Basic and diluted earnings per share attributable to the shareholders of the bank reached $0.32 cents compared to a loss of $1.90 cents per share in the prior period. Total comprehensive income attributable to the shareholders of the parent reached $23.3 million compared to a $58.4 million loss in the prior year period, driven by fair value rebound of FVOCI investments and a stronger 2021 performance. 


Total shareholders’ equity excluding minority interest increased by 2% during the year to reach $2.1 billion (Dec-20: $2.1billion) and include accumulated losses of $820.8 million which represent 32.8% of capital and reserves of $427.3 million which represent 17.1% of capital. 


Consolidated total assets at the quarter end were $35.8 billion enhanced by client related liability driven transactions, and up by 21% from December 2020 level of $29.6 billion. The asset profile at 31st March 2021 reflected a high level of liquidity. Cash and other liquid assets, and short-term placements totalled $19.7 billion, representing a prudently high 55% of total assets. Investment securities principally comprised highly rated and liquid debt securities issued by major financial institutions and regional government-related entities, and amounted to $4.4 billion at the end of the first quarter. Loans and advances amounted to $10.8 billion, being $0.3 billion or 3% higher than at the 2020 year-end. 


The bank’s funding profile remained diversified and healthy in the first quarter of 2021 with customer deposits of $25.7 billion comprising the majority of total deposits. GIB’s robust funding position demonstrates the confidence of the bank’s customers and counterparties based on its strong ownership and financial strength. This provides a stable platform for the growth expected in the remainder of the year and going forward, and is reflected in the liquidity coverage ratio of 131.3% and the net stable funding ratio of 165.1%, both significantly above regulatory limits. The Basel 3 total capital adequacy ratio at the quarter end was exceptionally strong at 16.8%. 

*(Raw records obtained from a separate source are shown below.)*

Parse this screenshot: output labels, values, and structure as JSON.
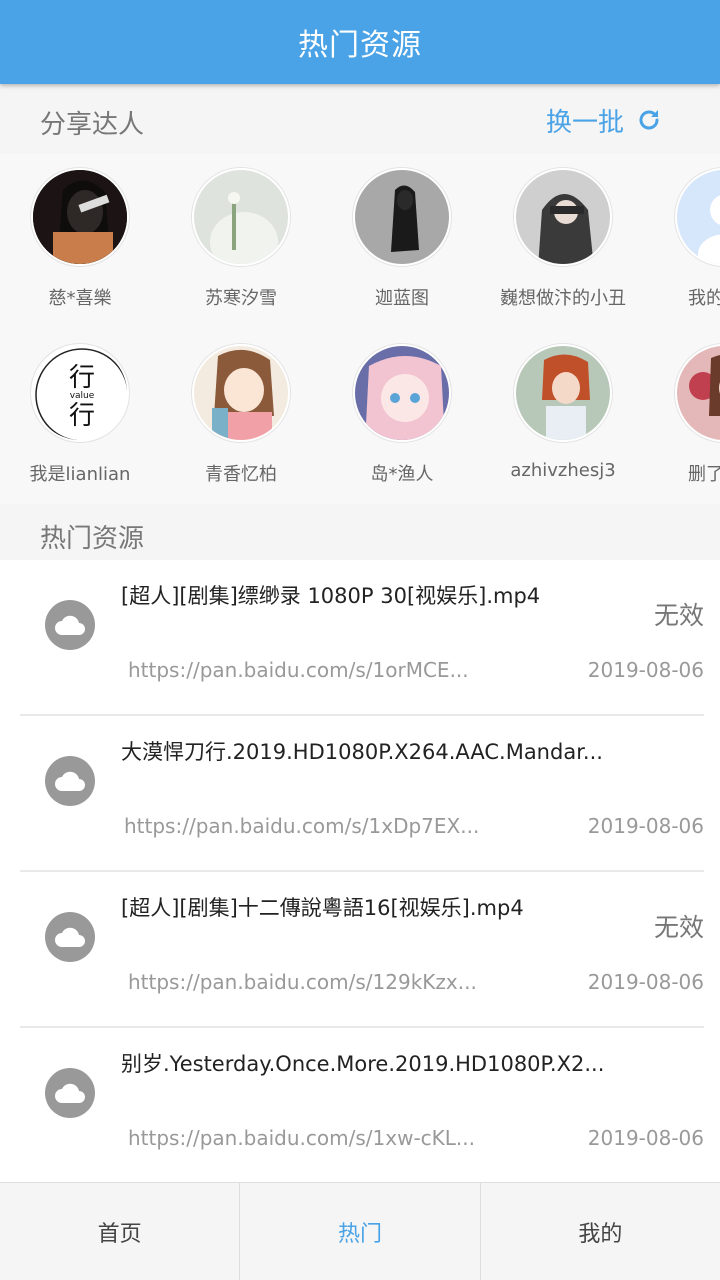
{
  "appbar": {
    "title": "热门资源"
  },
  "share": {
    "title": "分享达人",
    "refresh_label": "换一批",
    "users": [
      {
        "name": "慈*喜樂",
        "avatar": "photo-girl-microphone",
        "color": "#3a2a2a"
      },
      {
        "name": "苏寒汐雪",
        "avatar": "photo-girl-white",
        "color": "#d8dcd6"
      },
      {
        "name": "迦蓝图",
        "avatar": "photo-dark-hair",
        "color": "#8a8a8a"
      },
      {
        "name": "巍想做汴的小丑",
        "avatar": "photo-hooded",
        "color": "#5a5a5a"
      },
      {
        "name": "我的名字",
        "avatar": "default-avatar",
        "color": "#c8dcf8"
      },
      {
        "name": "我是lianlian",
        "avatar": "calligraphy-logo",
        "color": "#ffffff"
      },
      {
        "name": "青香忆柏",
        "avatar": "anime-girl-brown",
        "color": "#e8c8b0"
      },
      {
        "name": "岛*渔人",
        "avatar": "anime-girl-pink",
        "color": "#e8b8c8"
      },
      {
        "name": "azhivzhesj3",
        "avatar": "photo-girl-red-hair",
        "color": "#c89078"
      },
      {
        "name": "删了我们",
        "avatar": "photo-girl-flowers",
        "color": "#d8a0a0"
      }
    ]
  },
  "hot": {
    "title": "热门资源",
    "items": [
      {
        "title": "[超人][剧集]缥缈录 1080P 30[视娱乐].mp4",
        "status": "无效",
        "url": "https://pan.baidu.com/s/1orMCE...",
        "date": "2019-08-06"
      },
      {
        "title": "大漠悍刀行.2019.HD1080P.X264.AAC.Mandar...",
        "status": "",
        "url": "https://pan.baidu.com/s/1xDp7EX...",
        "date": "2019-08-06"
      },
      {
        "title": "[超人][剧集]十二傳說粵語16[视娱乐].mp4",
        "status": "无效",
        "url": "https://pan.baidu.com/s/129kKzx...",
        "date": "2019-08-06"
      },
      {
        "title": "别岁.Yesterday.Once.More.2019.HD1080P.X2...",
        "status": "",
        "url": "https://pan.baidu.com/s/1xw-cKL...",
        "date": "2019-08-06"
      }
    ]
  },
  "tabs": {
    "home": "首页",
    "hot": "热门",
    "mine": "我的"
  },
  "colors": {
    "accent": "#4aa3e6",
    "cloud_icon": "#999999"
  }
}
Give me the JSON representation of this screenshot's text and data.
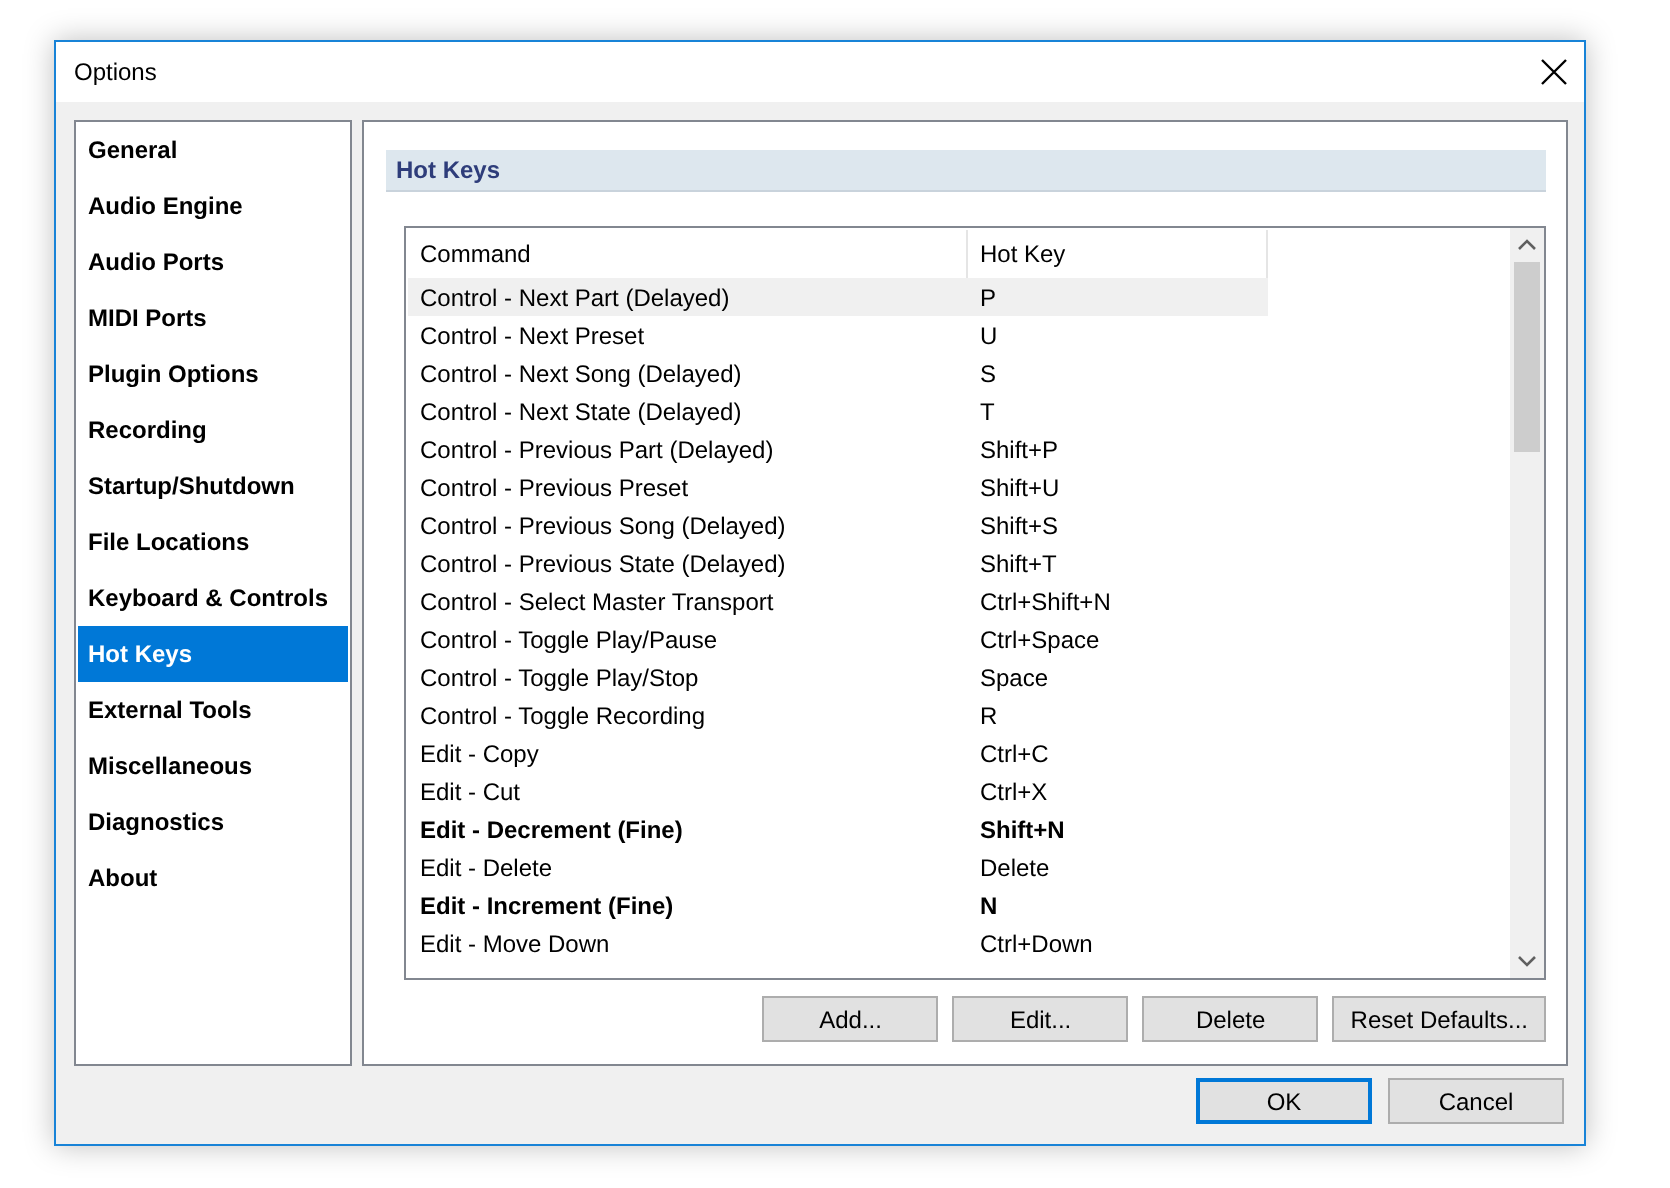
{
  "window": {
    "title": "Options"
  },
  "sidebar": {
    "items": [
      {
        "label": "General",
        "selected": false
      },
      {
        "label": "Audio Engine",
        "selected": false
      },
      {
        "label": "Audio Ports",
        "selected": false
      },
      {
        "label": "MIDI Ports",
        "selected": false
      },
      {
        "label": "Plugin Options",
        "selected": false
      },
      {
        "label": "Recording",
        "selected": false
      },
      {
        "label": "Startup/Shutdown",
        "selected": false
      },
      {
        "label": "File Locations",
        "selected": false
      },
      {
        "label": "Keyboard & Controls",
        "selected": false
      },
      {
        "label": "Hot Keys",
        "selected": true
      },
      {
        "label": "External Tools",
        "selected": false
      },
      {
        "label": "Miscellaneous",
        "selected": false
      },
      {
        "label": "Diagnostics",
        "selected": false
      },
      {
        "label": "About",
        "selected": false
      }
    ]
  },
  "section_title": "Hot Keys",
  "table": {
    "columns": [
      "Command",
      "Hot Key"
    ],
    "rows": [
      {
        "command": "Control - Next Part (Delayed)",
        "hot_key": "P",
        "selected": true,
        "modified": false
      },
      {
        "command": "Control - Next Preset",
        "hot_key": "U",
        "selected": false,
        "modified": false
      },
      {
        "command": "Control - Next Song (Delayed)",
        "hot_key": "S",
        "selected": false,
        "modified": false
      },
      {
        "command": "Control - Next State (Delayed)",
        "hot_key": "T",
        "selected": false,
        "modified": false
      },
      {
        "command": "Control - Previous Part (Delayed)",
        "hot_key": "Shift+P",
        "selected": false,
        "modified": false
      },
      {
        "command": "Control - Previous Preset",
        "hot_key": "Shift+U",
        "selected": false,
        "modified": false
      },
      {
        "command": "Control - Previous Song (Delayed)",
        "hot_key": "Shift+S",
        "selected": false,
        "modified": false
      },
      {
        "command": "Control - Previous State (Delayed)",
        "hot_key": "Shift+T",
        "selected": false,
        "modified": false
      },
      {
        "command": "Control - Select Master Transport",
        "hot_key": "Ctrl+Shift+N",
        "selected": false,
        "modified": false
      },
      {
        "command": "Control - Toggle Play/Pause",
        "hot_key": "Ctrl+Space",
        "selected": false,
        "modified": false
      },
      {
        "command": "Control - Toggle Play/Stop",
        "hot_key": "Space",
        "selected": false,
        "modified": false
      },
      {
        "command": "Control - Toggle Recording",
        "hot_key": "R",
        "selected": false,
        "modified": false
      },
      {
        "command": "Edit - Copy",
        "hot_key": "Ctrl+C",
        "selected": false,
        "modified": false
      },
      {
        "command": "Edit - Cut",
        "hot_key": "Ctrl+X",
        "selected": false,
        "modified": false
      },
      {
        "command": "Edit - Decrement (Fine)",
        "hot_key": "Shift+N",
        "selected": false,
        "modified": true
      },
      {
        "command": "Edit - Delete",
        "hot_key": "Delete",
        "selected": false,
        "modified": false
      },
      {
        "command": "Edit - Increment (Fine)",
        "hot_key": "N",
        "selected": false,
        "modified": true
      },
      {
        "command": "Edit - Move Down",
        "hot_key": "Ctrl+Down",
        "selected": false,
        "modified": false
      }
    ]
  },
  "table_buttons": [
    "Add...",
    "Edit...",
    "Delete",
    "Reset Defaults..."
  ],
  "dialog_buttons": [
    {
      "label": "OK",
      "default": true
    },
    {
      "label": "Cancel",
      "default": false
    }
  ]
}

The financial statements for the first quarter of 2021 were reviewed by the external auditors Ernst & Young (EY) and comply with International Accounting Standard (IAS) 34 as modified by the CBB. 
Gulf International Bank B.S.C. is a pan GCC universal bank established in 1975 and regulated by the Central Bank of Bahrain. GIB’s services are delivered across the GCC and international markets through its subsidiaries: GIB Saudi Arabia, GIB (UK) Ltd. Additionally, the bank has branches in London, New York, and Abu Dhabi, in addition to a representative office in Dubai. 


GIB is owned by the governments of the Gulf Cooperation Council countries, with Saudi Arabia’s Public Investment Fund being the primary shareholder.